Jane Street's Secret Weapon: How a French Programming Language Drives $21bn Revenue
Jane Street's OCaml Strategy Boosts Revenue to $21bn

How a French Programming Language Became Jane Street's Golden Goose

In the cutthroat world of quantitative trading, where hedge funds employ everything from satellite imagery to transatlantic gold shipments in pursuit of profits, one firm has taken an unusually academic approach to gaining competitive advantage. Jane Street, the quantitative trading firm often described as the "quant shops' quant shop," has built its massive success around an obscure programming language developed by French academics called OCaml.

The results speak for themselves. Last year, Jane Street's trading revenue nearly doubled to an astonishing $21 billion, placing the firm on par with financial giants like Citigroup and Morgan Stanley. This extraordinary performance is directly attributed to the company's unique technology system, which forms the backbone of its trading operations.
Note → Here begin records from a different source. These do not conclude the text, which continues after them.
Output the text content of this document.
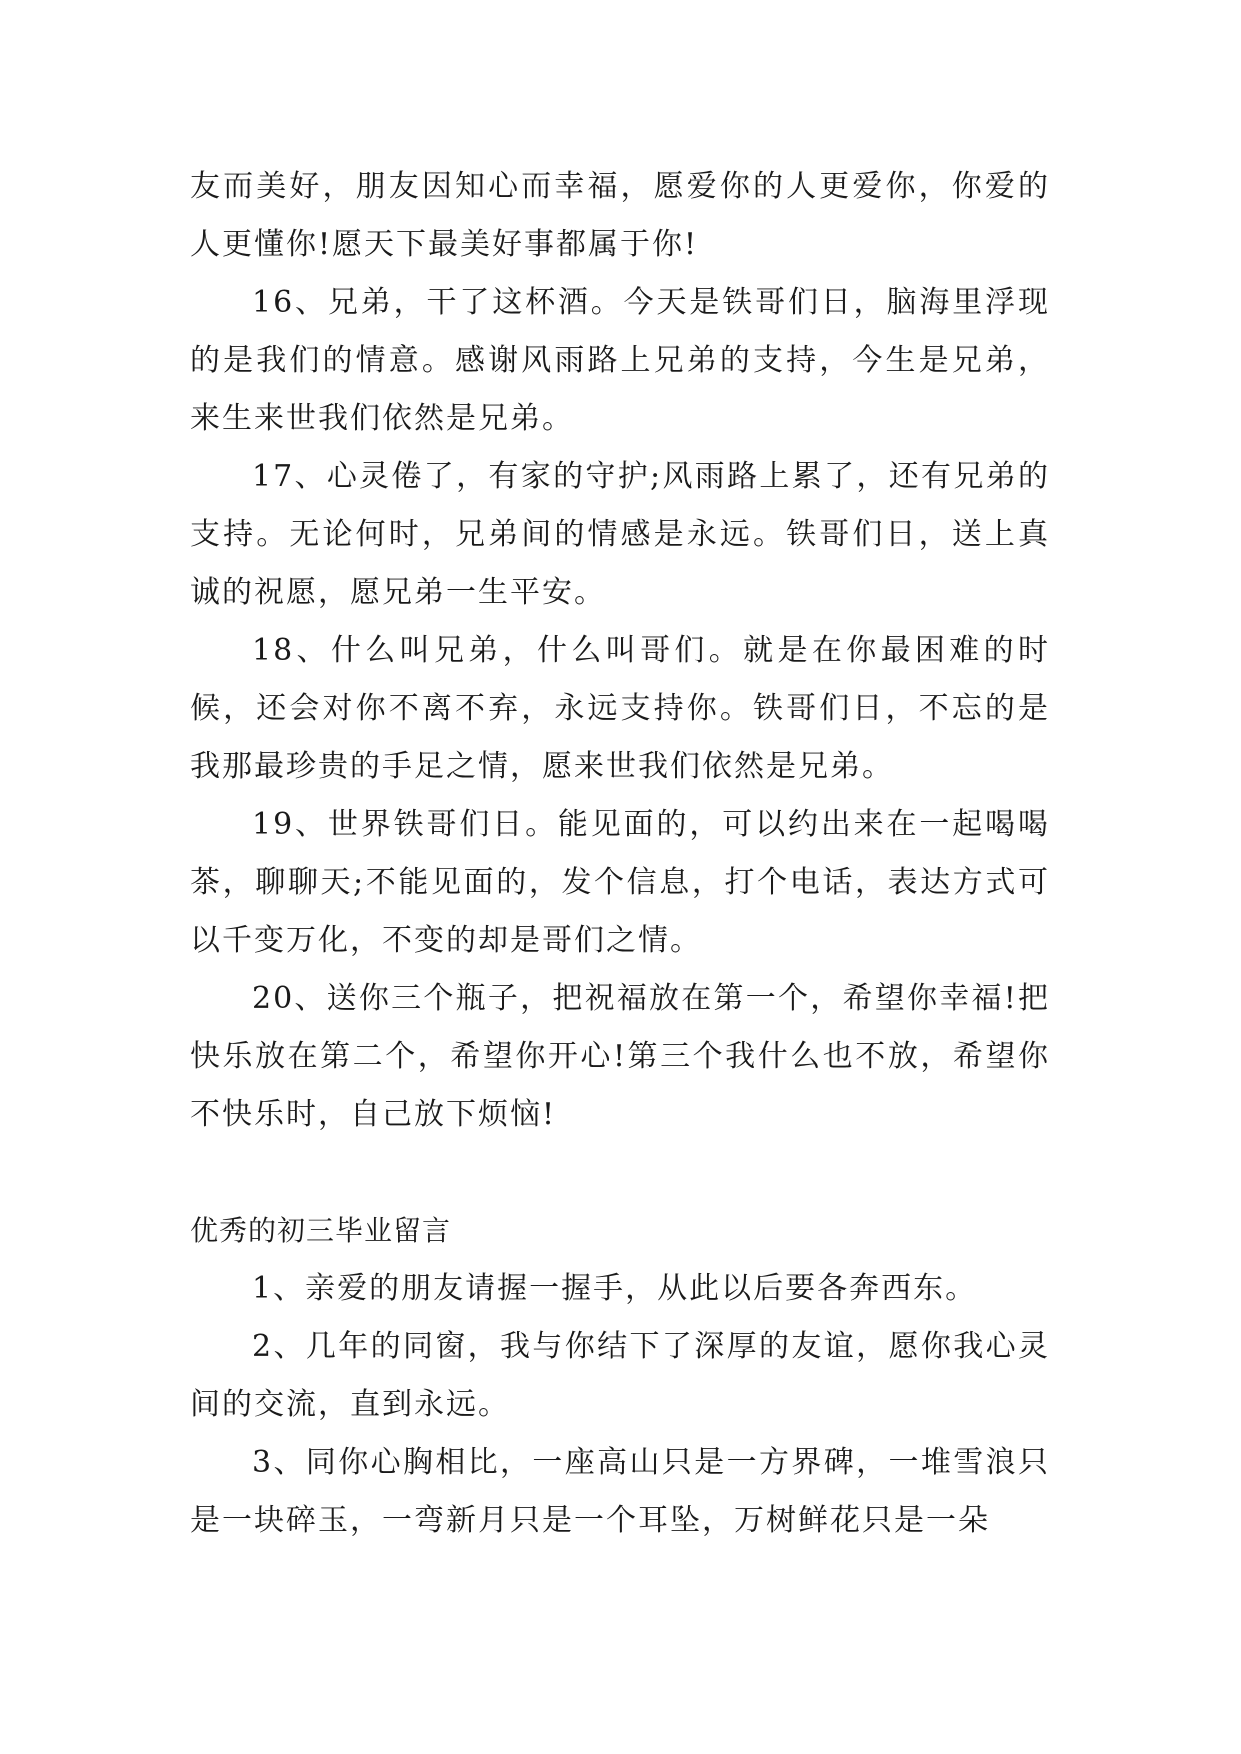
友而美好，朋友因知心而幸福，愿爱你的人更爱你，你爱的人更懂你!愿天下最美好事都属于你!

16、兄弟，干了这杯酒。今天是铁哥们日，脑海里浮现的是我们的情意。感谢风雨路上兄弟的支持，今生是兄弟，来生来世我们依然是兄弟。

17、心灵倦了，有家的守护;风雨路上累了，还有兄弟的支持。无论何时，兄弟间的情感是永远。铁哥们日，送上真诚的祝愿，愿兄弟一生平安。

18、什么叫兄弟，什么叫哥们。就是在你最困难的时候，还会对你不离不弃，永远支持你。铁哥们日，不忘的是我那最珍贵的手足之情，愿来世我们依然是兄弟。

19、世界铁哥们日。能见面的，可以约出来在一起喝喝茶，聊聊天;不能见面的，发个信息，打个电话，表达方式可以千变万化，不变的却是哥们之情。

20、送你三个瓶子，把祝福放在第一个，希望你幸福!把快乐放在第二个，希望你开心!第三个我什么也不放，希望你不快乐时，自己放下烦恼!

优秀的初三毕业留言

1、亲爱的朋友请握一握手，从此以后要各奔西东。

2、几年的同窗，我与你结下了深厚的友谊，愿你我心灵间的交流，直到永远。

3、同你心胸相比，一座高山只是一方界碑，一堆雪浪只是一块碎玉，一弯新月只是一个耳坠，万树鲜花只是一朵
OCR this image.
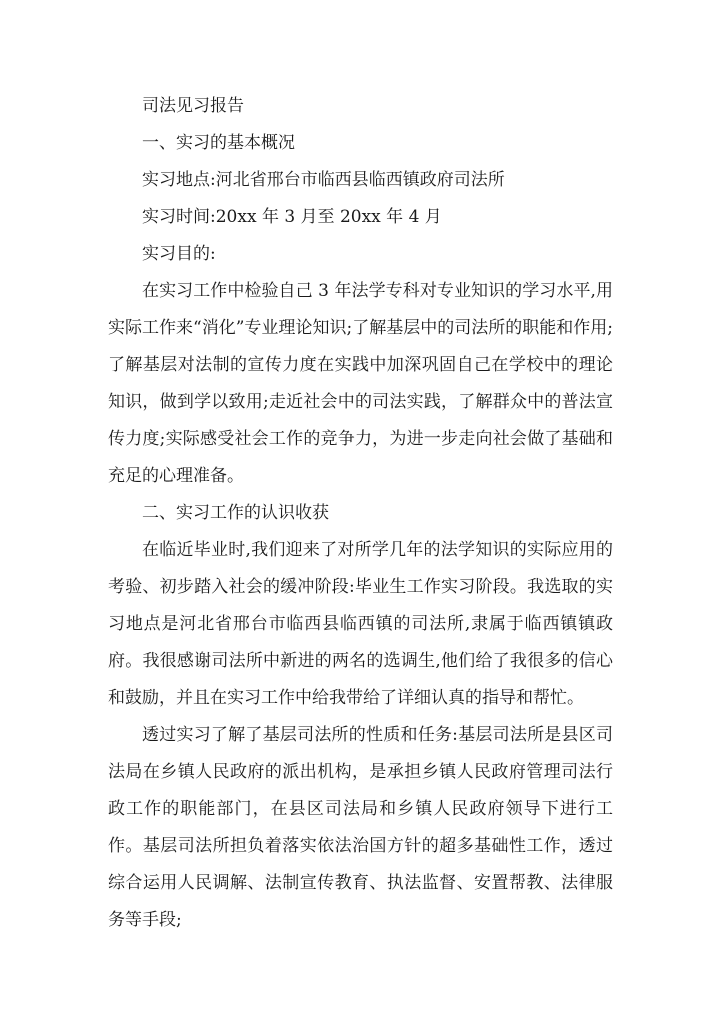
司法见习报告
一、实习的基本概况
实习地点:河北省邢台市临西县临西镇政府司法所
实习时间:20xx 年 3 月至 20xx 年 4 月
实习目的:
在实习工作中检验自己 3 年法学专科对专业知识的学习水平,用实际工作来“消化”专业理论知识;了解基层中的司法所的职能和作用;了解基层对法制的宣传力度在实践中加深巩固自己在学校中的理论知识，做到学以致用;走近社会中的司法实践，了解群众中的普法宣传力度;实际感受社会工作的竞争力，为进一步走向社会做了基础和充足的心理准备。
二、实习工作的认识收获
在临近毕业时,我们迎来了对所学几年的法学知识的实际应用的考验、初步踏入社会的缓冲阶段:毕业生工作实习阶段。我选取的实习地点是河北省邢台市临西县临西镇的司法所,隶属于临西镇镇政府。我很感谢司法所中新进的两名的选调生,他们给了我很多的信心和鼓励，并且在实习工作中给我带给了详细认真的指导和帮忙。
透过实习了解了基层司法所的性质和任务:基层司法所是县区司法局在乡镇人民政府的派出机构，是承担乡镇人民政府管理司法行政工作的职能部门，在县区司法局和乡镇人民政府领导下进行工作。基层司法所担负着落实依法治国方针的超多基础性工作，透过综合运用人民调解、法制宣传教育、执法监督、安置帮教、法律服务等手段;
The OCaml Advantage: More Than Just Technical Superiority

While other financial firms typically use a mixture of popular programming languages like Python, Java, or C++, allowing employees to choose the right tool for each job, Jane Street has taken a radically different approach. Since 2005, the company has been systematically rewriting its core systems in OCaml, and today, nearly everyone at the firm works in this specialized language.

Ask any Jane Street trader about OCaml's benefits, and they'll enthusiastically list features like static typing and functional programming that make the language challenging to learn but exceptionally powerful for solving complex financial problems. The company officially states that OCaml helps "maximise the productivity of each person we hire."

However, the language provides additional, less publicized advantages that extend beyond pure technical capability. This month, Jane Street announced its own variant of the language called OxCaml, specifically modified to make it more suitable for the precise, efficiency-critical coding required in high-frequency trading environments.

The Stealth Retention Strategy: How OCaml Keeps Talent

One of OCaml's most significant but rarely discussed benefits involves talent retention. In an industry where non-compete agreements commonly prevent departing employees from joining competitors for two years or more, Jane Street maintains unusually few restrictions on staff who leave the organization.

This liberal approach might seem counterintuitive until you examine the job market for OCaml developers. A review of positions at Millennium, a rival fund that recently clashed with Jane Street in court, reveals the strategic advantage. Millennium seeks engineers experienced in commonly used languages like C++, Go, Java, and Python—skills widely available across both finance and technology sectors.

By contrast, OCaml developers are essentially Jane Street's exclusive domain. The small community of OCaml programmers means that the company's technical staff, particularly those hired directly from university, face limited competition in the job market. Rather than relying on restrictive non-compete agreements, Jane Street has created a situation where its specialized technical environment naturally discourages defection to competitors.

The smaller OCaml community also imposes greater discipline on Jane Street's coders. Instead of relying on readily available open-source solutions, developers must create custom tools specifically tailored to their unique challenges. This approach, combined with Jane Street's influential position within the OCaml community, ensures that the company's needs receive priority when development resources are scarce.

Jane Street's OCaml strategy represents a masterclass in building sustainable competitive advantage. By committing to a specialized technical ecosystem, the firm has not only created a powerful trading platform but also engineered a natural retention mechanism that keeps its valuable technical talent securely within the organization.